The sales manager reached out with a pretty simple problem: leads were coming in, but follow-up wasn't happening fast enough. Sometimes not at all.

She was at a SaaS startup in Lausanne, 15 people, things starting to click. Good inbound, motivated team, HubSpot licence that was technically set up. And yet deals were slipping.

What was actually happening

Before building anything, I spent a call with her and one of the reps just mapping the real process, not the one written in a doc somewhere, the one that was actually running.

A lead submits the contact form. Zapier fires a message into a shared Slack channel. A row appears in a Google Sheet. One of the three reps, whoever happens to be looking at Slack at that moment, manually creates a contact in HubSpot, looks the company up on LinkedIn, assigns the deal to themselves, adds a note, schedules a follow-up task.

Every single step was manual. Every step was somewhere the ball could get dropped.

The actual failure mode was simple: if the Slack message got buried, which it did constantly, the lead just sat in that spreadsheet. Unclaimed. The three reps were all checking independently, so sometimes the same person got two calls. More often, the Friday afternoon leads or the Monday morning ones never got called at all.

What we built

The replacement runs on n8n and went live in four days.

When a form submission comes in, n8n catches it via webhook. The first thing it does is check HubSpot for a duplicate. If someone with that email already exists, it takes a different path: update the record and ping the right rep, rather than creating a mess of duplicate deals.

For fresh leads, it calls the Apollo.io API to enrich with company data, industry, headcount, estimated revenue, LinkedIn. Reps were doing this by hand, 5–10 minutes per lead. The API does it in about two seconds.

With that data, a simple scoring rule runs. Enterprise accounts or certain priority industries go to a senior rep. Smaller SMEs go to the mid-market rep. Everyone else into a shared queue.

Then HubSpot gets a properly structured contact and deal, already enriched, already scored, already assigned. Stage set to "New, call within 24h."

The rep gets a direct Slack message, not in the shared channel, to them personally. It shows the company, the person's role, a summary of the enriched profile, and a button that opens the deal directly. If that deal doesn't move within four hours, a reminder fires.

The stuff that didn't work first time

First version went live and immediately hit something we hadn't fully thought through: leads from outside Switzerland and the EU using professional emails that Apollo didn't recognise. Enrichment came back empty, which broke the scoring.

Fix was a fallback path. No company data found? Still create the contact and deal, flag it "Unverified, needs manual enrichment", drop it into the shared queue. Takes a rep about 90 seconds to handle manually. Not perfect, but not a lost lead.
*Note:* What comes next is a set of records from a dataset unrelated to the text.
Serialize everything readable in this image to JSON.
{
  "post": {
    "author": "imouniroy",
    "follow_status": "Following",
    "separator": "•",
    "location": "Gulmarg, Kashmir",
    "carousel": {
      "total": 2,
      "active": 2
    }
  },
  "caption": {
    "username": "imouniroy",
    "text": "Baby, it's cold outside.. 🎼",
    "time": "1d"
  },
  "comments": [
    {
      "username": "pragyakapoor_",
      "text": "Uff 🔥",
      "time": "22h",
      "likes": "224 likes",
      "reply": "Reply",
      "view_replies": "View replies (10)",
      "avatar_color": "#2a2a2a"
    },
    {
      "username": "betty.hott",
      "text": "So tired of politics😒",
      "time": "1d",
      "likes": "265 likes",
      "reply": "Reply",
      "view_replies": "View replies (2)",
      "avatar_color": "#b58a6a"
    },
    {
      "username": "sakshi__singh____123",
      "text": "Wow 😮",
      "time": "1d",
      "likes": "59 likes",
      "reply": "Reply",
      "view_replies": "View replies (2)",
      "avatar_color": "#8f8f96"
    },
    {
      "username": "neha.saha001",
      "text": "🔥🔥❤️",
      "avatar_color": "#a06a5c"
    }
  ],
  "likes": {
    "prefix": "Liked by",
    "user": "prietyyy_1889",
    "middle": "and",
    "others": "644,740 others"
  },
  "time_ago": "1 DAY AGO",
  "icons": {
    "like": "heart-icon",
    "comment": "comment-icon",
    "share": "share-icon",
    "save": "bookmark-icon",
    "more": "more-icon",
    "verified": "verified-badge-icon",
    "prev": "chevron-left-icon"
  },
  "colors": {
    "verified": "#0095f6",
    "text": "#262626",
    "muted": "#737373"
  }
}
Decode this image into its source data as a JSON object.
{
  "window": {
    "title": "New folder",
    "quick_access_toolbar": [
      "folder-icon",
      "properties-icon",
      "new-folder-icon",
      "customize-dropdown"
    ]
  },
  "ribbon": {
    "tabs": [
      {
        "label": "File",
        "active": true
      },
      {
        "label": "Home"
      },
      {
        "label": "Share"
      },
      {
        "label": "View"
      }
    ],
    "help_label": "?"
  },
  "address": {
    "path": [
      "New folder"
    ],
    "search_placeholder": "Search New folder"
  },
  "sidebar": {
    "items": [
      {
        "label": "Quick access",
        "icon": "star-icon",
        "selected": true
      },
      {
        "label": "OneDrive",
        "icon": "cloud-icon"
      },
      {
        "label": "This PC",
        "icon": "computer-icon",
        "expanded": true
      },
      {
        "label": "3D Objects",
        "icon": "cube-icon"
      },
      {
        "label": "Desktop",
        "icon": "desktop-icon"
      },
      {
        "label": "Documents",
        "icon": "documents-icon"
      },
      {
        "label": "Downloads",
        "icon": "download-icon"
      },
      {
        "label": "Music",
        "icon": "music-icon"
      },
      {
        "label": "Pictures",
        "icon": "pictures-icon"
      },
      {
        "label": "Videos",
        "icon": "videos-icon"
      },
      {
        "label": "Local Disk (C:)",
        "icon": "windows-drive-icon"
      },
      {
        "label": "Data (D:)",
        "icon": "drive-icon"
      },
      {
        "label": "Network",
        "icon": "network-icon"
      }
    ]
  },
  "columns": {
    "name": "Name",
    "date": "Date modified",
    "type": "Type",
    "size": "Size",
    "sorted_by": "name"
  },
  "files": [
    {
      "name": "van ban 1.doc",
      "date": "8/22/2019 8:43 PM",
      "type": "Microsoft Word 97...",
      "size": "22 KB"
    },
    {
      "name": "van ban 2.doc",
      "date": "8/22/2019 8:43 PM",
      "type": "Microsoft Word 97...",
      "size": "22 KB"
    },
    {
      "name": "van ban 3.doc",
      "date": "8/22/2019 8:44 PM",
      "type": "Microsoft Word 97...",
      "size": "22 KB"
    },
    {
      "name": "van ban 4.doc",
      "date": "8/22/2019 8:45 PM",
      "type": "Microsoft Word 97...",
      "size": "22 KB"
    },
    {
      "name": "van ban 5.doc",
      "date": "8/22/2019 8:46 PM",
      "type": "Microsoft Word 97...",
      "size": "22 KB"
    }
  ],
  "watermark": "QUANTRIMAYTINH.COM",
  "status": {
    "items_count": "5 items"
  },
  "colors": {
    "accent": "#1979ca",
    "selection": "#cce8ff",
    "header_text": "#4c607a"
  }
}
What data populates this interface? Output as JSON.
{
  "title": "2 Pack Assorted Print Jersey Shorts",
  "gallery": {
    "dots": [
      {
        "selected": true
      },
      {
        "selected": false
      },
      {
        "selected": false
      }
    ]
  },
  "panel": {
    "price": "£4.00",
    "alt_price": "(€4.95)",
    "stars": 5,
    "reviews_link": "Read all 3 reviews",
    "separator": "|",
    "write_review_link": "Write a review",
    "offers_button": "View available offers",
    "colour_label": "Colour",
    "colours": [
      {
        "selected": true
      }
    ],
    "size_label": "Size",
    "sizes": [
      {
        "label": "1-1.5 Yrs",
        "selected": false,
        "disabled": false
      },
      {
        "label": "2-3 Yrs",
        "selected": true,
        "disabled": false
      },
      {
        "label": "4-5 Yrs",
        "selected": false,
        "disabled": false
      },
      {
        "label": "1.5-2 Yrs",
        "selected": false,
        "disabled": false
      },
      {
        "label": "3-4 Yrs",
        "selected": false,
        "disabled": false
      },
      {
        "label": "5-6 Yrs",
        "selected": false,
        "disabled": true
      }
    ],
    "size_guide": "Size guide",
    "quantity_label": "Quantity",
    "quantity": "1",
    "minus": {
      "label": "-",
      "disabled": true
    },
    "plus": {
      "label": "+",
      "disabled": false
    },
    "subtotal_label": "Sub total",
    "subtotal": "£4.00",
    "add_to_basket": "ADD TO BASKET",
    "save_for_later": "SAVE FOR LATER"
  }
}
Second issue: checking for duplicates by email alone wasn't enough. Two people at the same company could submit with different personal emails. We added a check on company domain and flagged those for manual review rather than creating parallel deals.

What happened after

The first lead the new workflow caught landed on a Thursday at 18:47, outside business hours. In the old setup, it would have surfaced in Slack at a time nobody was watching. The rep got a direct Slack message at 18:48 and replied by email eight minutes later.

That lead became a customer.

Three months in, the numbers were clean. Median first response time went from 4.2 hours to under 20 minutes. No leads fell through. The senior rep, who'd been spending 45 minutes every morning triaging and logging new leads, stopped doing that entirely.

The sales manager's take: "I didn't realise how much we were losing until we stopped losing it."

What makes these projects take time

The technical build was straightforward. What actually took time was the discovery work, mapping the real process, identifying where things actually broke, designing the scoring logic with the sales team so it matched how they genuinely thought about lead quality.

The scoring rules changed twice during testing before everyone agreed they felt right. You can't calibrate that without the people who will live with the output.

Total time from first call to go-live: eleven days. Most of that was iteration and testing on real leads in a HubSpot sandbox.


If your team is working around your CRM rather than through it, manually copying, manually enriching, manually routing, that's usually a sign the system doesn't match how your sales process actually works.